As I told you before, he is seen as the premier chef of South America.  He’s what we would call a grillmaster, but not in the sense of cooking with a regular grill.  He is the master of cooking over an open flame pit, using many unique techniques that are not very common here in the US.  Even at the restaurant, there were open fire pits used to cook the food.  No wonder the steak had the wonderful char on the outside.

outside grill at 1884
This is where the magic happens!

I happened to watch the Netflix series “Chef’s Table” where Mallman was featured.  Some of the techniques that he uses are not only open fire pits but clay ovens and smoldering covered pits (on the show he uses this cooking method primarily for fish).

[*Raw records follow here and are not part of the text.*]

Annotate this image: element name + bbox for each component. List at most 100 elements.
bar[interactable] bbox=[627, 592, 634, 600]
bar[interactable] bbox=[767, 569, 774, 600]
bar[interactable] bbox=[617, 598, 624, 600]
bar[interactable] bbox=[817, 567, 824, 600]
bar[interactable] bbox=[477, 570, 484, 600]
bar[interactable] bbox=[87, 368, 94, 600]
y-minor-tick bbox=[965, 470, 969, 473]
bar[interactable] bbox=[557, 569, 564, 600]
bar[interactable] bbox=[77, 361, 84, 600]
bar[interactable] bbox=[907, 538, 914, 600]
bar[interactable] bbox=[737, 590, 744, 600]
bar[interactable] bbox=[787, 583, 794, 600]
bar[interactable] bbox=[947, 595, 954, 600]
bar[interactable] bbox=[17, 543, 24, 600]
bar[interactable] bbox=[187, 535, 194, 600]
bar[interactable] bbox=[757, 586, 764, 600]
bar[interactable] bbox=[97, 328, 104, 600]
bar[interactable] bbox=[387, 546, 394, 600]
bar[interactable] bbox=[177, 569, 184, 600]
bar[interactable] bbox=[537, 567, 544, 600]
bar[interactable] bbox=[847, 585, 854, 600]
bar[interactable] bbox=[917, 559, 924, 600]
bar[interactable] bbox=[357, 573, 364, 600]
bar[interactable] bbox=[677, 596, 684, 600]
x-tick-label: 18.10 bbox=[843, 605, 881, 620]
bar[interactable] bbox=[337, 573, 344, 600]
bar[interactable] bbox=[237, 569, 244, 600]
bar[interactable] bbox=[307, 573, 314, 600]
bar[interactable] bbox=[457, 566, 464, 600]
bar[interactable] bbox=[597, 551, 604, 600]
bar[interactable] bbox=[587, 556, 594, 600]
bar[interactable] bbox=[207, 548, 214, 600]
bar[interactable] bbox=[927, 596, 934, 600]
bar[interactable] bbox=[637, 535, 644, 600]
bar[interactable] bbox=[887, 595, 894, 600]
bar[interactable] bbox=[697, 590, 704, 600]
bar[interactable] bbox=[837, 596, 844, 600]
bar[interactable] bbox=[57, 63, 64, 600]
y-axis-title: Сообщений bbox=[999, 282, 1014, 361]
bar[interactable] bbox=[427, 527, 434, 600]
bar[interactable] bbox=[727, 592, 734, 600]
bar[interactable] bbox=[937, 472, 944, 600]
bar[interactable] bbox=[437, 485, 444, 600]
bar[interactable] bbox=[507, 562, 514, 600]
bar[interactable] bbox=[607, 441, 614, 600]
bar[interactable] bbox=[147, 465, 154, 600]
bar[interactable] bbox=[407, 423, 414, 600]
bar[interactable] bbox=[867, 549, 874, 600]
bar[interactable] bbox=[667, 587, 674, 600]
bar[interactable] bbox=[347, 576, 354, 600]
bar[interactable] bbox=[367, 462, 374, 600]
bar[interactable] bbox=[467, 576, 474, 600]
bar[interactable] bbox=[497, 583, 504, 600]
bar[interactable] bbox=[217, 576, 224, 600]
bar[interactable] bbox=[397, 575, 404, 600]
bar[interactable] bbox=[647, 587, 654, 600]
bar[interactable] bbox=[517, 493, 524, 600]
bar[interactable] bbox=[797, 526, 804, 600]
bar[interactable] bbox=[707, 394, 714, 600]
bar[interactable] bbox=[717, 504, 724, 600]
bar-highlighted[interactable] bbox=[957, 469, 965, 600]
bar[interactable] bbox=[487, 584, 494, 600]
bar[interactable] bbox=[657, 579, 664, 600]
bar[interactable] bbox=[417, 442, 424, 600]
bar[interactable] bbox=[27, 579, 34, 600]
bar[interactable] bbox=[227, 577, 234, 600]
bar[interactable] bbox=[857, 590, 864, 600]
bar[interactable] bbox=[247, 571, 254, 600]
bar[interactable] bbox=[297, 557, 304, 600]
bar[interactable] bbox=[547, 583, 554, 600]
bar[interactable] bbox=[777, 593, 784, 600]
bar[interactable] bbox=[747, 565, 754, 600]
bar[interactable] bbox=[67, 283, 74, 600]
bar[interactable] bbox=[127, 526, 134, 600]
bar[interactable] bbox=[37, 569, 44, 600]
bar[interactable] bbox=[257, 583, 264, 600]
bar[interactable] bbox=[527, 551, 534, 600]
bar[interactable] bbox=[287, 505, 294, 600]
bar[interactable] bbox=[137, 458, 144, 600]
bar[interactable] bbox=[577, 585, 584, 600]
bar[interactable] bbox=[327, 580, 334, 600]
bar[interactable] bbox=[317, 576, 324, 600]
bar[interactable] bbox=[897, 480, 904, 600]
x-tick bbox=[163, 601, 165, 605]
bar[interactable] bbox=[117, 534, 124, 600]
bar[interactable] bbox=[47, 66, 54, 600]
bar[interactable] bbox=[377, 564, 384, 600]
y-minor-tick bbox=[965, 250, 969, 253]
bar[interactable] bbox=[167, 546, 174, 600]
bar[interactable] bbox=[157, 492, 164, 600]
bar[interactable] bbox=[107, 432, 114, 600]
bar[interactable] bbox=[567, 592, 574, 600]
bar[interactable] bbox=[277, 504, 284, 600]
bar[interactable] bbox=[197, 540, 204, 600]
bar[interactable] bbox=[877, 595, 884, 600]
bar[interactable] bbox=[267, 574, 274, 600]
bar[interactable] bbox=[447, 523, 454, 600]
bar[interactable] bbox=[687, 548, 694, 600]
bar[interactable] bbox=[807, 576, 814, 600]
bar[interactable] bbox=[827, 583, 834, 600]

The food is completely covered by dirt as the steam cooks the seafood to perfection.  If you get a chance to see the show, watch it.  He’s a very unique guy!

Francis Mallman
The master of grilling photo by watatenzi.nl

During my research, I came across his recipe for the dulce de leche flan.  I’m certainly going to try my hand at it.  I hope you will, too. Enjoy!  Stay tuned next week for more about Mendoza, Argentina!  xoxox

Francis Mallman Dulce de Leche Flan per Epicurious

For dulce de leche:
1 vanilla bean, split lengthwise
1-quart whole milk
4 cups sugar

For flans:
1 large egg
8 large egg yolks
For caramel:
1/2 cup sugar
1/2 teaspoon light corn syrup
2 tablespoons water

Make dulce de leche:
Scrape seeds from vanilla bean into a large heavy saucepan and stir in pods, milk, and sugar. Bring mixture to a gentle simmer, then place a small saucer upside down in pot to keep the mixture from sticking to the bottom or forming a crust. Cook over very low heat, stirring occasionally, until thick and brown, about 2 1/2 to 3 hours. Cool.

Make caramel:
Preheat oven to 325° F. Place eight 6-ounce ramekins in the shallow baking pan. Combine sugar, corn syrup, and water in small saucepan with pouring lip. Stir over medium heat until sugar dissolves. Increase heat and boil without stirring until deep amber color, occasionally brushing down sides of pan with a wet pastry brush and swirling the pan. Immediately pour caramel into ramekins, tilting and rotating ramekins to coat bottom and rewarming caramel over medium heat if it gets too thick.

Make flans:
Whisk together egg and yolks in large bowl. Whisk in dulce de leche. Strain mixture through a sieve into large measuring cup and pour into ramekins, diving evenly.
Place baking pan in the oven. Pour enough hot water into the pan to come two-thirds up sides of ramekins. Cover pan tightly with aluminum foil and bake 30 minutes. Tent foil to vent steam and continue to bake 10 to 15 minutes, until flans are set around edges but still slightly wobbly in centers. Using a metal spatula, transfer flans in ramekins to rack; cool 30 minutes. Chill at least 3 hours and up to 2 days. To unmold flans, run a small knife around edges to loosen. Invert onto plates.